Philco was no different than other manufacturers in the beginning, as they released service information for their Socket-Power units, and then radio receivers, only to their distributors. As late as 1932, if a Philco superheterodyne receiver needed an alignment, it was recommended to send the radio to the local Philco distributor to make the needed adjustments.
Slowly, the radio repairman began to more easily obtain service information for radio receivers. Through the efforts of such men as John F. Rider, who began publishing his Perpetual Trouble Shooter's Manuals in the early 1930s, the service man was finally able to acquire the schematics he needed to repair the sets coming into his shop.
Philco recognized the need to have qualified radio repairmen perform service on its products. Up until mid-1933, it was recommended that a purchaser of a Philco set return it to the dealer from where it was purchased to obtain service. However, in July 1933, Philco established an unprecedented program to support a select number of independent service shops. The program, Radio Manufacturers Service (RMS), allowed select local repair shops to receive not only factory service data from Philco, but also support in the form of national advertising, whereby Philco customers were advised to take their radios to a member of RMS for repair.
The announcement was first made in the July 1933 issue of the Philco Serviceman, a monthly newsletter published for service technicians – and which was handled by the new RMS organization from then on. The first public announcement came two months later, on September 18, 1933, when Boake Carter announced it on his Philco Radio Time broadcast over WCAU, Philadelphia, and the CBS radio network.
At the time, some dealers were being undercut on prices, with some dealers quoting prices as low as 25 cents for a typical repair job. In order to protect the service shops that were members of RMS, Philco issued standard labor charges for various radio repair jobs. These charges were printed on a small sign which the RMS member could purchase, and hang inside his shop for customers to see. In addition, constant Philco advertising advising set owners to contact a local RMS-affiliated repair shop also helped the local RMS members to gain more business in spite of some shops offering cut-rate prices.

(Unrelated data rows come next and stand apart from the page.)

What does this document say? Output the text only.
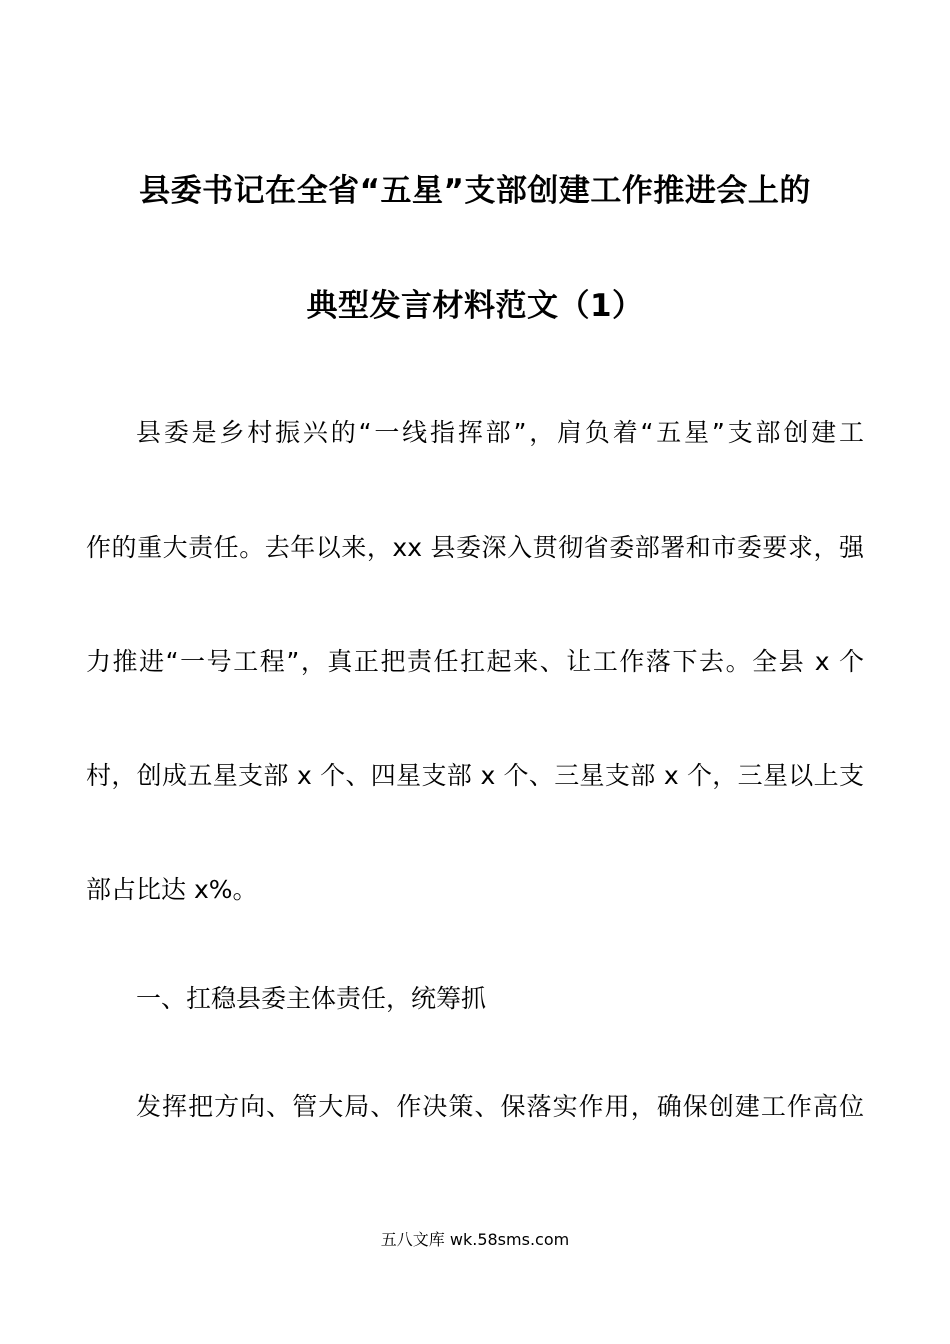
县委书记在全省“五星”支部创建工作推进会上的
典型发言材料范文（1）
县委是乡村振兴的“一线指挥部”，肩负着“五星”支部创建工
作的重大责任。去年以来，xx 县委深入贯彻省委部署和市委要求，强
力推进“一号工程”，真正把责任扛起来、让工作落下去。全县 x 个
村，创成五星支部 x 个、四星支部 x 个、三星支部 x 个，三星以上支
部占比达 x%。
一、扛稳县委主体责任，统筹抓
发挥把方向、管大局、作决策、保落实作用，确保创建工作高位
五八文库 wk.58sms.com
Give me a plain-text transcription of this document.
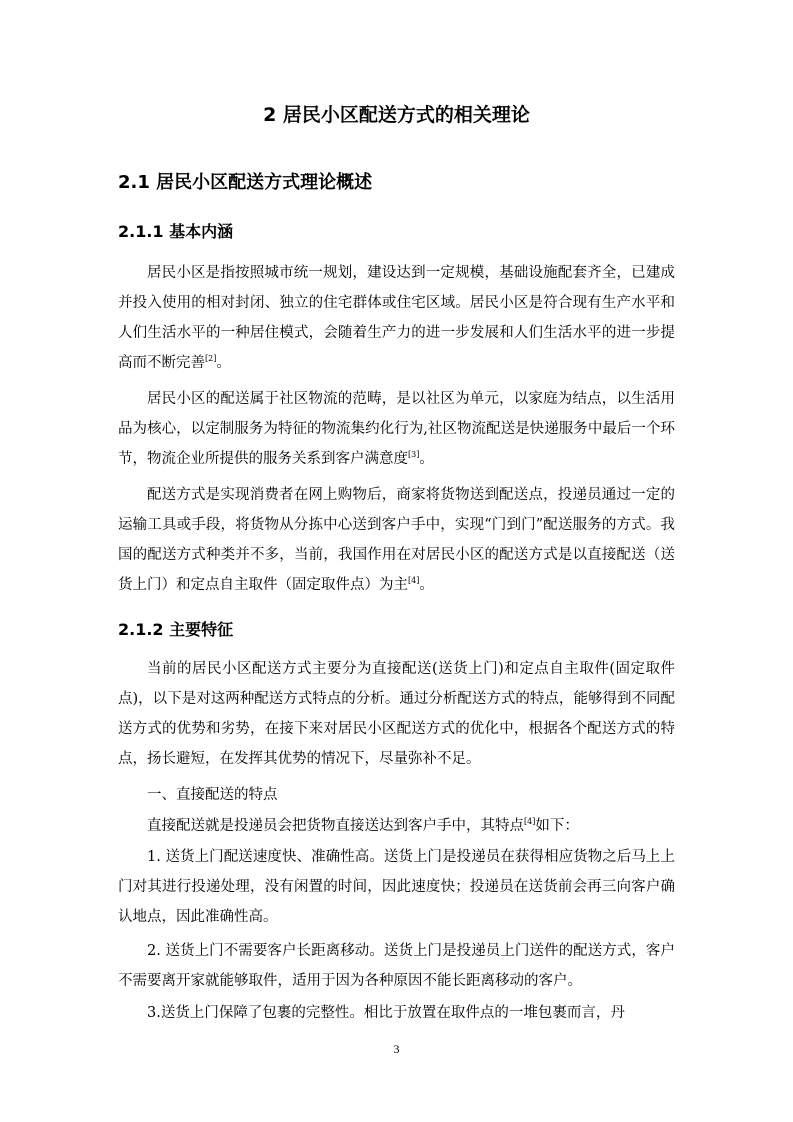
2 居民小区配送方式的相关理论
2.1 居民小区配送方式理论概述
2.1.1 基本内涵

居民小区是指按照城市统一规划，建设达到一定规模，基础设施配套齐全，已建成并投入使用的相对封闭、独立的住宅群体或住宅区域。居民小区是符合现有生产水平和人们生活水平的一种居住模式，会随着生产力的进一步发展和人们生活水平的进一步提高而不断完善[2]。

居民小区的配送属于社区物流的范畴，是以社区为单元，以家庭为结点，以生活用品为核心，以定制服务为特征的物流集约化行为,社区物流配送是快递服务中最后一个环节，物流企业所提供的服务关系到客户满意度[3]。

配送方式是实现消费者在网上购物后，商家将货物送到配送点，投递员通过一定的运输工具或手段，将货物从分拣中心送到客户手中，实现“门到门”配送服务的方式。我国的配送方式种类并不多，当前，我国作用在对居民小区的配送方式是以直接配送（送货上门）和定点自主取件（固定取件点）为主[4]。

2.1.2 主要特征

当前的居民小区配送方式主要分为直接配送(送货上门)和定点自主取件(固定取件点)，以下是对这两种配送方式特点的分析。通过分析配送方式的特点，能够得到不同配送方式的优势和劣势，在接下来对居民小区配送方式的优化中，根据各个配送方式的特点，扬长避短，在发挥其优势的情况下，尽量弥补不足。

一、直接配送的特点

直接配送就是投递员会把货物直接送达到客户手中，其特点[4]如下：

1. 送货上门配送速度快、准确性高。送货上门是投递员在获得相应货物之后马上上门对其进行投递处理，没有闲置的时间，因此速度快；投递员在送货前会再三向客户确认地点，因此准确性高。

2. 送货上门不需要客户长距离移动。送货上门是投递员上门送件的配送方式，客户不需要离开家就能够取件，适用于因为各种原因不能长距离移动的客户。

3.送货上门保障了包裹的完整性。相比于放置在取件点的一堆包裹而言，丹

3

Through RMS and the local Philco distributors, Philco would offer training to RMS members. Eventually, a tie-in with the well-known National Radio Institute (NRI) was instituted, whereby NRI classes were offered to RMS members.

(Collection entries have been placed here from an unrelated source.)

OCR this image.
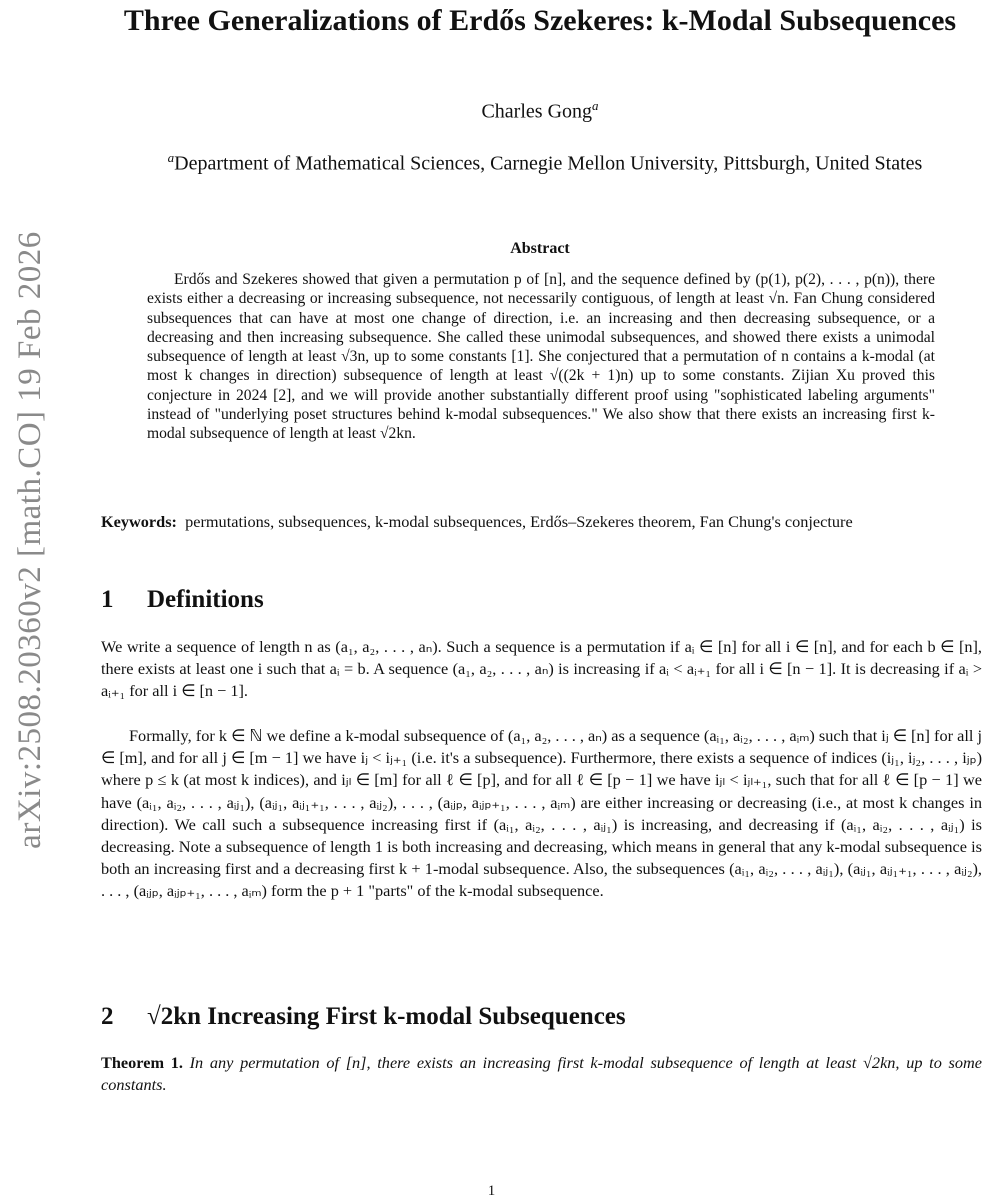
arXiv:2508.20360v2 [math.CO] 19 Feb 2026
Three Generalizations of Erdős Szekeres: k-Modal Subsequences
Charles Gong$^a$
$^a$Department of Mathematical Sciences, Carnegie Mellon University, Pittsburgh, United States
Abstract

Erdős and Szekeres showed that given a permutation p of [n], and the sequence defined by (p(1), p(2), . . . , p(n)), there exists either a decreasing or increasing subsequence, not necessarily contiguous, of length at least √n. Fan Chung considered subsequences that can have at most one change of direction, i.e. an increasing and then decreasing subsequence, or a decreasing and then increasing subsequence. She called these unimodal subsequences, and showed there exists a unimodal subsequence of length at least √3n, up to some constants [1]. She conjectured that a permutation of n contains a k-modal (at most k changes in direction) subsequence of length at least √((2k + 1)n) up to some constants. Zijian Xu proved this conjecture in 2024 [2], and we will provide another substantially different proof using "sophisticated labeling arguments" instead of "underlying poset structures behind k-modal subsequences." We also show that there exists an increasing first k-modal subsequence of length at least √2kn.

Keywords: permutations, subsequences, k-modal subsequences, Erdős–Szekeres theorem, Fan Chung's conjecture
1 Definitions
We write a sequence of length n as (a₁, a₂, . . . , aₙ). Such a sequence is a permutation if aᵢ ∈ [n] for all i ∈ [n], and for each b ∈ [n], there exists at least one i such that aᵢ = b. A sequence (a₁, a₂, . . . , aₙ) is increasing if aᵢ < aᵢ₊₁ for all i ∈ [n − 1]. It is decreasing if aᵢ > aᵢ₊₁ for all i ∈ [n − 1].
Formally, for k ∈ ℕ we define a k-modal subsequence of (a₁, a₂, . . . , aₙ) as a sequence (aᵢ₁, aᵢ₂, . . . , aᵢₘ) such that iⱼ ∈ [n] for all j ∈ [m], and for all j ∈ [m − 1] we have iⱼ < iⱼ₊₁ (i.e. it's a subsequence). Furthermore, there exists a sequence of indices (iⱼ₁, iⱼ₂, . . . , iⱼₚ) where p ≤ k (at most k indices), and iⱼₗ ∈ [m] for all ℓ ∈ [p], and for all ℓ ∈ [p − 1] we have iⱼₗ < iⱼₗ₊₁, such that for all ℓ ∈ [p − 1] we have (aᵢ₁, aᵢ₂, . . . , aᵢⱼ₁), (aᵢⱼ₁, aᵢⱼ₁₊₁, . . . , aᵢⱼ₂), . . . , (aᵢⱼₚ, aᵢⱼₚ₊₁, . . . , aᵢₘ) are either increasing or decreasing (i.e., at most k changes in direction). We call such a subsequence increasing first if (aᵢ₁, aᵢ₂, . . . , aᵢⱼ₁) is increasing, and decreasing if (aᵢ₁, aᵢ₂, . . . , aᵢⱼ₁) is decreasing. Note a subsequence of length 1 is both increasing and decreasing, which means in general that any k-modal subsequence is both an increasing first and a decreasing first k + 1-modal subsequence. Also, the subsequences (aᵢ₁, aᵢ₂, . . . , aᵢⱼ₁), (aᵢⱼ₁, aᵢⱼ₁₊₁, . . . , aᵢⱼ₂), . . . , (aᵢⱼₚ, aᵢⱼₚ₊₁, . . . , aᵢₘ) form the p + 1 "parts" of the k-modal subsequence.
2 √2kn Increasing First k-modal Subsequences
Theorem 1. In any permutation of [n], there exists an increasing first k-modal subsequence of length at least √2kn, up to some constants.
1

Philco of Canada also developed an RMS program in that country shortly after the launch of RMS in the USA. The UK subsidiary of Philco began an RMS program as well, but not until February 1935.
As America entered World War II, RMS helped in the war effort by assisting trained radio service men to find suitable positions within the armed forces.
Like Lucky Strike Green, RMS did not return from the war. Instead, Philco's service organization was reorganized under a new name – Philco Service. By the 1950s, this had become Philco Factory-Supervised Service.
In conjunction with Philco's support of RMS members, Philco began to offer a line of its own test equipment. Signal generators and multimeters were among the first products offered. Eventually, Philco would offer not only portable all-in-one test gear, but also large bench units similar to what was used at Philco distributors and at the Philco factory itself. RMS members were offered discounts on Philco test gear.
Philco continued to produce test equipment for the civilian market through 1942, and resumed its production and sale after the war had ended.